Joint Conditional Coverage (LR_cc)
LR_cc = LR_uc + LR_ind ~ χ²₂ under H0A model can pass POF but fail independence (right average rate, wrong clustering), or vice versa. The joint test catches both.
References
- Kupiec, P. (1995). "Techniques for Verifying the Accuracy of Risk Measurement Models." Journal of Derivatives 3(2): 73–84. DOI: 10.3905/jod.1995.407942.

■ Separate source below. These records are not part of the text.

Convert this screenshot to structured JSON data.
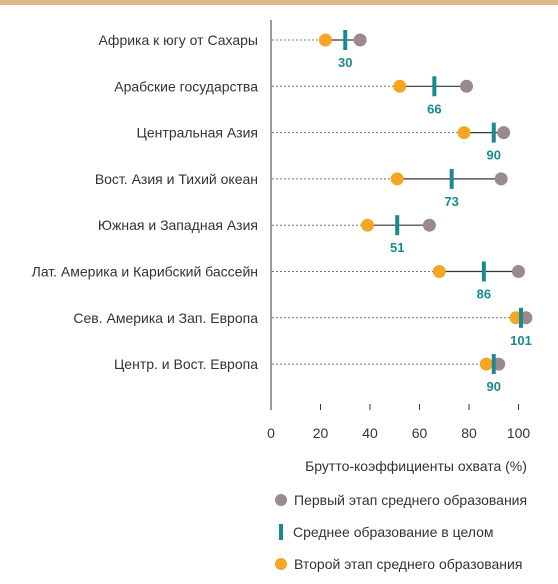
{
  "colors": {
    "first_stage": "#9b8a8d",
    "total": "#1a8a8e",
    "second_stage": "#f5a623",
    "top_rule": "#dfb987"
  },
  "chart_data": {
    "type": "dot",
    "title": "",
    "xlabel": "Брутто-коэффициенты охвата (%)",
    "ylabel": "",
    "xlim": [
      0,
      100
    ],
    "xticks": [
      0,
      20,
      40,
      60,
      80,
      100
    ],
    "grid": false,
    "legend_position": "bottom-right",
    "categories": [
      "Африка к югу от Сахары",
      "Арабские государства",
      "Центральная Азия",
      "Вост. Азия и Тихий океан",
      "Южная и Западная Азия",
      "Лат. Америка и Карибский бассейн",
      "Сев. Америка и Зап. Европа",
      "Центр. и Вост. Европа"
    ],
    "series": [
      {
        "name": "Первый этап среднего образования",
        "values": [
          36,
          79,
          94,
          93,
          64,
          100,
          103,
          92
        ]
      },
      {
        "name": "Среднее образование в целом",
        "values": [
          30,
          66,
          90,
          73,
          51,
          86,
          101,
          90
        ]
      },
      {
        "name": "Второй этап среднего образования",
        "values": [
          22,
          52,
          78,
          51,
          39,
          68,
          99,
          87
        ]
      }
    ],
    "value_labels": [
      "30",
      "66",
      "90",
      "73",
      "51",
      "86",
      "101",
      "90"
    ]
  }
}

- Christoffersen, P. F. (1998). "Evaluating Interval Forecasts." International Economic Review 39(4): 841–862. DOI: 10.2307/2527341.
- Jorion, P. (2007). Value at Risk: The New Benchmark for Managing Financial Risk, 3rd ed., McGraw-Hill. ISBN: 978-0-07-146495-6.
Limitations
- Power is low for n < 250 days; small samples often fail to reject obviously bad models.
- Christoffersen tests first-order Markov clustering only; higher-order clustering requires alternative tests (e.g. dynamic quantile by Engle-Manganelli).
- Both tests assume the VaR series is exogenous to the PnL series.